Monday, Feb. 03, 1947
Good Books fo Swipe
To Humorist Frank Sullivan, lists of the "Greatest Books" are apt to sound phony and pedantic. Few people, he believes, would read Bacon's Novum Organum, for example, unless they had the latest Agatha Christie concealed inside. Last week Sullivan thought he had discovered a more honest list: the books niched so far this year by students at upstate New York's Union College.
Wrote Sullivan in PM: "A man who has swiped [these] books, and has read them, is on the road to . . .a liberal education." Some of the books Union men had borrowed for keeps: Andersen's and Grimm's Fairy Tales, Jane Eyre, The Decameron, Wuthering Heights, The Anatomy of Melancholy, Chesterfield's Letters, Art in the Armed Forces, Moll Flanders, Crime and Punishment, A Farewell to Arms, Isherwood's Prater Violet, Sons and Lovers, Up Front, Eugene O'Neill's Plays, The Portable Dorothy Parker, Tales of Edgar Allan Poe, Villon's Poems, Candide, Owen Wister's The Virginian, Rimbaud's Season in Hell, Waugh's Brideshead Revisited, Ward's The Snake Pit, Wakeman's The Hucksters.

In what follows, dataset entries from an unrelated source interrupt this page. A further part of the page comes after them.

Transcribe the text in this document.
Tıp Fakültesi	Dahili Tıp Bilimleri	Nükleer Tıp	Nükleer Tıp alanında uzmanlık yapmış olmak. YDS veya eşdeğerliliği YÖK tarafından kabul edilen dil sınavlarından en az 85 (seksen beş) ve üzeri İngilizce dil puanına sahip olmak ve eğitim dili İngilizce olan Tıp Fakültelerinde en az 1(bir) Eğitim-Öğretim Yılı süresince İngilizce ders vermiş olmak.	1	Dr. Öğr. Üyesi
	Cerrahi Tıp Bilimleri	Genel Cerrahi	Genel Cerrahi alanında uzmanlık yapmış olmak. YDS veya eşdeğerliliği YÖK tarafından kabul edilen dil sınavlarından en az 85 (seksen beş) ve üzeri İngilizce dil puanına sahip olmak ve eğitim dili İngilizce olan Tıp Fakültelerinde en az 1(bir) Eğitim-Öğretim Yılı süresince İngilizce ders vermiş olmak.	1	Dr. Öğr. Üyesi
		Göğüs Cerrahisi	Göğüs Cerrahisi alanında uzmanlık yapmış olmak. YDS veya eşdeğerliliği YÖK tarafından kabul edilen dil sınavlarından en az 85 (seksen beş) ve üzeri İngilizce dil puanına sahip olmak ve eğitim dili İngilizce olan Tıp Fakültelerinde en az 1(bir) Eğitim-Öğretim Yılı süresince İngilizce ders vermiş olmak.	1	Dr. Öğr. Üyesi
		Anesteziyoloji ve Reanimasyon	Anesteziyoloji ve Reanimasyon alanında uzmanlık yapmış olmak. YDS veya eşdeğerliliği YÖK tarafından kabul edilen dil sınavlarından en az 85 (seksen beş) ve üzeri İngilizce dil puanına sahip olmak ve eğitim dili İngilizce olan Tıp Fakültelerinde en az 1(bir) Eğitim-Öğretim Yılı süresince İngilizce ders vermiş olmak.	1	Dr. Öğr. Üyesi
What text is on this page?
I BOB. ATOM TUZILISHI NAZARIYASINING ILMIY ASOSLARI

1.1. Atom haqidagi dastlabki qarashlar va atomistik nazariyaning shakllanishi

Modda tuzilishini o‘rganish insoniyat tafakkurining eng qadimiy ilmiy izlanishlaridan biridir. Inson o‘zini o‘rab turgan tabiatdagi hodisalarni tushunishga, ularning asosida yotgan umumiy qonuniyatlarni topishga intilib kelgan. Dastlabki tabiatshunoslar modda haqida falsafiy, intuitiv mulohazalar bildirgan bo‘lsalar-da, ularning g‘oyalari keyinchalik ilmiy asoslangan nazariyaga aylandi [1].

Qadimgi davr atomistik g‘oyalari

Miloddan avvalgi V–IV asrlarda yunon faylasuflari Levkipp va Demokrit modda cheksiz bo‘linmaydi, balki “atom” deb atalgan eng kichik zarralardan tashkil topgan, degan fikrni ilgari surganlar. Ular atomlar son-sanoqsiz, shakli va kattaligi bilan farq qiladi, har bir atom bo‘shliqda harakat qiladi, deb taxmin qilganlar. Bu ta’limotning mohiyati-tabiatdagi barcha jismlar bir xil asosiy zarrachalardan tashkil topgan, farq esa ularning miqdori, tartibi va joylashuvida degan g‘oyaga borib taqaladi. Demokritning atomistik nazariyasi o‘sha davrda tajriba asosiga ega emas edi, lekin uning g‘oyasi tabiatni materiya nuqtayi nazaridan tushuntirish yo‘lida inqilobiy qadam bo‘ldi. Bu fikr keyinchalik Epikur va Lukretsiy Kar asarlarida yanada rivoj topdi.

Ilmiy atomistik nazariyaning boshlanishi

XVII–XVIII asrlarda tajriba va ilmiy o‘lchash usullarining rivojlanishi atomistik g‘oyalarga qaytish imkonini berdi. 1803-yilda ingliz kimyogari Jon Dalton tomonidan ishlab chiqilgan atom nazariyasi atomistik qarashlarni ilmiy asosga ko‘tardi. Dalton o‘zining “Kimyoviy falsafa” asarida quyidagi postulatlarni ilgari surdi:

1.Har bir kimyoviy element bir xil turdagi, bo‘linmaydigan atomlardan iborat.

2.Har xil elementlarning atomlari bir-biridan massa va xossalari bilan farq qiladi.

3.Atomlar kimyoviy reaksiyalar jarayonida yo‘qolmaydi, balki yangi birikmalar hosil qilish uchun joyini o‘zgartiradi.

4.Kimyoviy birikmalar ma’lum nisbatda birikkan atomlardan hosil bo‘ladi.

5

Sullivan didn't admire all the Union selections--he had never read The Anatomy of Melancholy, considers Chesterfield dull and pompous, and The Virginian "tame stuff for a student in the atomic age." Besides, nobody had stolen any Shakespeare or Dickens. His consoling afterthought: "Well, the academic year is only half over."